Why pre-substitution matters: Template.safe_substitute is not recursive. A $current_date written inside $backstory would otherwise survive as literal text. The configure step resolves these tokens against the identity fields first, so you can safely embed them:

backstory: "You are the assistant on duty as of $current_date."

5. REQUEST variables (runtime-filled, for reference)

You don't set these per agent — the framework injects them every turn from _build_prompt(). Listed so you know what the dynamic layers consume.

Variable Layer Source
knowledge_content knowledge Vector store / KB facts / PageIndex context
user_context user_session Per-request user context
chat_history user_session Conversation memory
output_instructions output Active output mode (structured, infographic, …)
dataframe_schemas dataframe_context (domain) PandasAgent dataframe inventory
crew_context crew_context (domain) Prior agents' results in a crew

6. Domain-layer variables

Set when you install the corresponding domain layer (via a preset or builder.add(get_domain_layer(...))).

Variable Layer Phase Set where
company_information company_context CONFIGURE Agent config (company bots)
dialect sql_dialect CONFIGURE SQL agent config
top_k sql_dialect CONFIGURE SQL agent config
extra_rag_rules rag_grounding CONFIGURE RAG agent config

7. How to customize the stack (not just the values)

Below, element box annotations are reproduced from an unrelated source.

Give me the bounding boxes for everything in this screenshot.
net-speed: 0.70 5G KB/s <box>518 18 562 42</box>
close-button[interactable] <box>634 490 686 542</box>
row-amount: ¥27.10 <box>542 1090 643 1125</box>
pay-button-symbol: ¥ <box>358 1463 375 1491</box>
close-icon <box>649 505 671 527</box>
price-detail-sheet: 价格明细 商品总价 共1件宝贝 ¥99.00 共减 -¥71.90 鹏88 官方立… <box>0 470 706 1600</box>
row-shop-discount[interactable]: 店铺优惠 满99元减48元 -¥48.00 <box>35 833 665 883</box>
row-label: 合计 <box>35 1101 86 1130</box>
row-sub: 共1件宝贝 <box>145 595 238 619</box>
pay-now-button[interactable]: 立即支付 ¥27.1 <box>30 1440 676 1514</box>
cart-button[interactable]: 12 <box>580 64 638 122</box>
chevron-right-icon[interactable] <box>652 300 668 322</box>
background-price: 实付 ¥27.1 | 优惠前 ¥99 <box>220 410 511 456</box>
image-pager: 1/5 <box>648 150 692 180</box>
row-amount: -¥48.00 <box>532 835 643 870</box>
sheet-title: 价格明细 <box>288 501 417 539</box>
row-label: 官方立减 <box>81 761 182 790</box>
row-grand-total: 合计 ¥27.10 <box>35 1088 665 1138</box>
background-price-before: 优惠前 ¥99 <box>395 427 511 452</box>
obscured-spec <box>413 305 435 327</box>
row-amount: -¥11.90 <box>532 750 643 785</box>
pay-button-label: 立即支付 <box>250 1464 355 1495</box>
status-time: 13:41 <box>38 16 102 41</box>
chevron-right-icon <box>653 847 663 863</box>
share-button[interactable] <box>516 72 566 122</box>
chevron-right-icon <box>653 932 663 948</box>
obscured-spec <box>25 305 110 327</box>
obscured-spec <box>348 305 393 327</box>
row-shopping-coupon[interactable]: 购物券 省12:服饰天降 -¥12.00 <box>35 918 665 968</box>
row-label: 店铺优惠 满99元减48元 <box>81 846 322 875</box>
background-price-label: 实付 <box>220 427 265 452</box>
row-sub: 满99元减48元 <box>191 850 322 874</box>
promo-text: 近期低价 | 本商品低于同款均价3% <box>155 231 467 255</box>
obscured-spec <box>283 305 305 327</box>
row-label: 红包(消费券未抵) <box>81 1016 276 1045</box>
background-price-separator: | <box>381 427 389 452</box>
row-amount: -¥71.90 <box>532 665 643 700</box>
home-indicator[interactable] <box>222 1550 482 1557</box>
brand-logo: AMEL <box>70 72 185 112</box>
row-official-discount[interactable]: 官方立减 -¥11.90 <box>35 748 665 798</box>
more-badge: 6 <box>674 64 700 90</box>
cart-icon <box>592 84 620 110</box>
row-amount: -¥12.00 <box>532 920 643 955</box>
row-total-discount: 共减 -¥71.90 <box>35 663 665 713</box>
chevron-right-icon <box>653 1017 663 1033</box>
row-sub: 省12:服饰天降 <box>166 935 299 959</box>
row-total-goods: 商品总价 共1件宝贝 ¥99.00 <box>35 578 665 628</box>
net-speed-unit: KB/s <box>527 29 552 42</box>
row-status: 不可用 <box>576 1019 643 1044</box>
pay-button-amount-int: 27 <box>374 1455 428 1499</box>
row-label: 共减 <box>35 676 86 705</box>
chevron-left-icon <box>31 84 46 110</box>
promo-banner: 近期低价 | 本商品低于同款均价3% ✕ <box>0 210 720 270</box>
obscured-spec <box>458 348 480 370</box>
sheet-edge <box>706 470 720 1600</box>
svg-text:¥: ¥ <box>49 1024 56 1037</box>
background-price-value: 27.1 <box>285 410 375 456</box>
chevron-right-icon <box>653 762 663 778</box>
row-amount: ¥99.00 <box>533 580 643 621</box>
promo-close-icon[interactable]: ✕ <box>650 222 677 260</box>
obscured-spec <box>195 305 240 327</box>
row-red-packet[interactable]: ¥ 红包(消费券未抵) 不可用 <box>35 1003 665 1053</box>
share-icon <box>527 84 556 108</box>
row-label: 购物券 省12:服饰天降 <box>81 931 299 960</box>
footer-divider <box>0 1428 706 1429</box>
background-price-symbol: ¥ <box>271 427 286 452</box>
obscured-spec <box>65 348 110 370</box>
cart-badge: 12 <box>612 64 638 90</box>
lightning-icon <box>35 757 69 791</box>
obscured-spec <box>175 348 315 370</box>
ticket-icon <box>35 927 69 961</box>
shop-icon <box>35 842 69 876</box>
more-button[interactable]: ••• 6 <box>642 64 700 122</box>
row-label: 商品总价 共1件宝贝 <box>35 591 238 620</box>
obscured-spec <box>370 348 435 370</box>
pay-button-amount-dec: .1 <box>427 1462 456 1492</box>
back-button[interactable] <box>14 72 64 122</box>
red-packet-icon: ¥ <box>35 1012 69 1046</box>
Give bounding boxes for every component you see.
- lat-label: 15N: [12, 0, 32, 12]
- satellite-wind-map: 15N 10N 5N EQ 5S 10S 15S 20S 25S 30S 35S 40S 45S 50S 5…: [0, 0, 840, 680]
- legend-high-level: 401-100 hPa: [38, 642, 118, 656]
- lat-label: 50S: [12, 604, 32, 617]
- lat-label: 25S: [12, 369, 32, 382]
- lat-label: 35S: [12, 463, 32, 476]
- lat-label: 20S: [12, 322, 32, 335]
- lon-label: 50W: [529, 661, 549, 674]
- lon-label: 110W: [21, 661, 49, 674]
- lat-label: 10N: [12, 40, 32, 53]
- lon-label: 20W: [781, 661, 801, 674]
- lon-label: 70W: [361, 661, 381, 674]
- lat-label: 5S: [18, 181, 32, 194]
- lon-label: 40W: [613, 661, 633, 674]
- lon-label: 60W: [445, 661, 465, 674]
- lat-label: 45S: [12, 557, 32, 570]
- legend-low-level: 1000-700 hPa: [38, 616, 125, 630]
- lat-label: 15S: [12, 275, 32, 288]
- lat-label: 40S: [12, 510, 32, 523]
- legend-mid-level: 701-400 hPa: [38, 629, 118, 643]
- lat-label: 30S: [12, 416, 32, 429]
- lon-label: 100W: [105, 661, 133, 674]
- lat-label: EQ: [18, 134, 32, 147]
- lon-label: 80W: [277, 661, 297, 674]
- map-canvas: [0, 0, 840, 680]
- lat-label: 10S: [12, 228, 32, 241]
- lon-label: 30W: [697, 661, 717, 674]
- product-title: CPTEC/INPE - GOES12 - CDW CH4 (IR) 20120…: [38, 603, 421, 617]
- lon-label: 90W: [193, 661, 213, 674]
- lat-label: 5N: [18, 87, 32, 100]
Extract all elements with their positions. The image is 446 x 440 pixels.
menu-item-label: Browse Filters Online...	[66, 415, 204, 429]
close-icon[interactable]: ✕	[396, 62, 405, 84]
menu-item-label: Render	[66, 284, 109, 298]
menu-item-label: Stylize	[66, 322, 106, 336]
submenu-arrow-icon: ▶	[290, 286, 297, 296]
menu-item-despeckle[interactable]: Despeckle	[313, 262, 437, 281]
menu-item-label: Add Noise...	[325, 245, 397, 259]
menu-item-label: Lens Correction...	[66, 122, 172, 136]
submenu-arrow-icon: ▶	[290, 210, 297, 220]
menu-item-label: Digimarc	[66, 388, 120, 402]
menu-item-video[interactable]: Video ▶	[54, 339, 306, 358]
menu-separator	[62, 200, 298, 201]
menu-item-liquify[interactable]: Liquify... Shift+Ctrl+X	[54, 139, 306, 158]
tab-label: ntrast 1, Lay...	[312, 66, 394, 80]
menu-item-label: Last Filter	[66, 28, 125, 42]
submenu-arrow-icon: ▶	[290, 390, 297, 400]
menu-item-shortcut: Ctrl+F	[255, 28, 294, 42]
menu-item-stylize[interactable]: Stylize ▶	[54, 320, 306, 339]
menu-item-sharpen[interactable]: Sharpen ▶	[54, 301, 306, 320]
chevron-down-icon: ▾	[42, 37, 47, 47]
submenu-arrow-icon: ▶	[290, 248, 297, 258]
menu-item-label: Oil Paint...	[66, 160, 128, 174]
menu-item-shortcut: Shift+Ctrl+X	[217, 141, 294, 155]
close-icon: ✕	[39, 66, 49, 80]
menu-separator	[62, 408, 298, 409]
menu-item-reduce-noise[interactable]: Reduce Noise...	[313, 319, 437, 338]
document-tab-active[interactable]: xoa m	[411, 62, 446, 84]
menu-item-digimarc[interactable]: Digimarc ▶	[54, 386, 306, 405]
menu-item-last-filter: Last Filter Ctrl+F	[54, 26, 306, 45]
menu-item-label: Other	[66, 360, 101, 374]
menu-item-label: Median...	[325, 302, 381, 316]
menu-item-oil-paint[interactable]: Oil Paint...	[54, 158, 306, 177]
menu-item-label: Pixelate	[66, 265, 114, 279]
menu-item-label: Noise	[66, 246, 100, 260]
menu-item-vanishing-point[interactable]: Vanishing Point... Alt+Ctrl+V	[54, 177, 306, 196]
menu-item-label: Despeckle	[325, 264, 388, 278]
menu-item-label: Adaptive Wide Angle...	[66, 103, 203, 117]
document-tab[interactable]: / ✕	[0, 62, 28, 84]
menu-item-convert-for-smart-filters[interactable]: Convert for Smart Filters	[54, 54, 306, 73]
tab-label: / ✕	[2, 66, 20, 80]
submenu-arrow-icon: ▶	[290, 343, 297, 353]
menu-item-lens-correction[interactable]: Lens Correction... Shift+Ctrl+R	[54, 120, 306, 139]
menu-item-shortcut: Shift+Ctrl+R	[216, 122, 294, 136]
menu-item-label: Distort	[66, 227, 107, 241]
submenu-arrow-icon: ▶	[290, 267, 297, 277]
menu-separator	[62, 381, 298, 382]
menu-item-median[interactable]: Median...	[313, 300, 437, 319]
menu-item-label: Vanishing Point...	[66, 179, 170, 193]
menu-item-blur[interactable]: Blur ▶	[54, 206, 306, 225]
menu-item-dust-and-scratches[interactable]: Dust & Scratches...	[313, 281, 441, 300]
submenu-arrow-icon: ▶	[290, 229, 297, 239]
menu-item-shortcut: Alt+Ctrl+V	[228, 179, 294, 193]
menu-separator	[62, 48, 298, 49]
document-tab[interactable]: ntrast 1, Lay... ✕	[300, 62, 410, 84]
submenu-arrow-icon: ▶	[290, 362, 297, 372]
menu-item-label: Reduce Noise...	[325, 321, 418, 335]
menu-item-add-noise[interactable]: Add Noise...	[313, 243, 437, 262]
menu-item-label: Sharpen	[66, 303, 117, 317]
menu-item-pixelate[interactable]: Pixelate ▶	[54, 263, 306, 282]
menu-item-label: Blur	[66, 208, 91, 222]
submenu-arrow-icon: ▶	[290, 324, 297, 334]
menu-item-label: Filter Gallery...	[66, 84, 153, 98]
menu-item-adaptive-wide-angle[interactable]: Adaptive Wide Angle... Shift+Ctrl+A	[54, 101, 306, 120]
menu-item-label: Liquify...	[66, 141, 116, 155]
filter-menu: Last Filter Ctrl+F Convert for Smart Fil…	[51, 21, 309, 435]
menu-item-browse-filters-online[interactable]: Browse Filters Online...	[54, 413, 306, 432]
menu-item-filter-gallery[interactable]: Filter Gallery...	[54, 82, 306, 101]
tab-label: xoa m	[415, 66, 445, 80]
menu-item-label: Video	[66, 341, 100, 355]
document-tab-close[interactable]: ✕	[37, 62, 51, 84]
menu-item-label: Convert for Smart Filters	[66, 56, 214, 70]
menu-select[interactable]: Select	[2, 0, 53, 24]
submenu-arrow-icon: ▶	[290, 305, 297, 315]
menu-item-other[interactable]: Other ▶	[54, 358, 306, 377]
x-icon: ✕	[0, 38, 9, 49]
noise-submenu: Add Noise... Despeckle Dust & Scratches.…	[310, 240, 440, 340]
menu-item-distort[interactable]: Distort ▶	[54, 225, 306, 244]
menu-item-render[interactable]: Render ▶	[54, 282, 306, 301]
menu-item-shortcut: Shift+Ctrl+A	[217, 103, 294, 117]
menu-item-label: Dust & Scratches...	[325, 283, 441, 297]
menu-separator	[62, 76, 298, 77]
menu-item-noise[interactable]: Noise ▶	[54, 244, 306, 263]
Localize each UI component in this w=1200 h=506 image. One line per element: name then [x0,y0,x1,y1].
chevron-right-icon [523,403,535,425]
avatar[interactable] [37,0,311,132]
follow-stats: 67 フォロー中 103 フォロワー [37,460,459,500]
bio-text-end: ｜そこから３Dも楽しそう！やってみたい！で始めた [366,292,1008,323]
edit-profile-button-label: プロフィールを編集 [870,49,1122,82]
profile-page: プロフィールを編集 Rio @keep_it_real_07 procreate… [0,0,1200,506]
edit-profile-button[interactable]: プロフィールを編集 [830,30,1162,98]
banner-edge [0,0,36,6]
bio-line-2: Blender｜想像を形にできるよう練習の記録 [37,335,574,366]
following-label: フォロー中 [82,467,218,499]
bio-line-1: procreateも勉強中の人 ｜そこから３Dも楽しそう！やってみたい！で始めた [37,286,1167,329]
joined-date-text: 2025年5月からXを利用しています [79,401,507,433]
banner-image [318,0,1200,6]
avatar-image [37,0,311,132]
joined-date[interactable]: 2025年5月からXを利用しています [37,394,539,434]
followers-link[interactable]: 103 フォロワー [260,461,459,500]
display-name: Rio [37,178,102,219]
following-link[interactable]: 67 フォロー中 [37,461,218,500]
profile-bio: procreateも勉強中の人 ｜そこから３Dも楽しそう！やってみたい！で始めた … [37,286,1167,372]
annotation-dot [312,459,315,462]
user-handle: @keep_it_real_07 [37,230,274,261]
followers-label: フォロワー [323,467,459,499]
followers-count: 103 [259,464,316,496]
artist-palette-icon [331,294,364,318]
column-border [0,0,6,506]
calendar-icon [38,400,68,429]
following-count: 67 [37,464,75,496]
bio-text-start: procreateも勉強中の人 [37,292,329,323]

Beyond filling variables, you can reshape which layers exist:

from parrot.bots.prompts import PromptBuilder, get_domain_layer

# Start from the default 8-layer stack and mutate it
builder = (
    PromptBuilder.default()
    .remove("tools")                          # drop a base layer
    .add(get_domain_layer("company_context")) # add a domain layer
)

# Or start from a preset
builder = PromptBuilder.rag()      # removes tools, adds knowledge_scope + rag_grounding
builder = PromptBuilder.agent()    # default + agent_behavior
builder = PromptBuilder.voice()    # voice-optimized behavior layer
builder = PromptBuilder.minimal()  # identity + security + user_session only

# YAML/DB agents whose system_prompt already declares identity:
builder = PromptBuilder.from_system_prompt(my_prompt)  # replaces only `identity`

Declarative customization (DB / YAML)

The prompt_config JSONB column (and the YAML equivalent) drives the same mutations without code:

{
  "preset": "default",
  "remove": ["tools"],
  "add": ["company_context"],
  "customize": { "...": "..." }
}

When a system_prompt is present but no prompt: block is declared, the registry routes it through PromptBuilder.from_system_prompt() so the agent still gets the security / knowledge / tools / output / behavior layers without colliding with IDENTITY_LAYER.


Quick mental model

  • Values (backstory, rationale, …) → set via DB row / YAML / subclass / kwargs; resolved once at configure with kwargs or attr or DEFAULT.
  • Tokens ($current_date) → from dynamic_values, pre-substituted into identity fields so they work even when nested.
  • Structure (which layers) → default()/presets + add/remove/replace, or the declarative prompt_config.
  • Style vs policyrationale is style; grounding lives in domain layers.
  • Scopecapabilities only shows up via knowledge_scope (RAG stacks).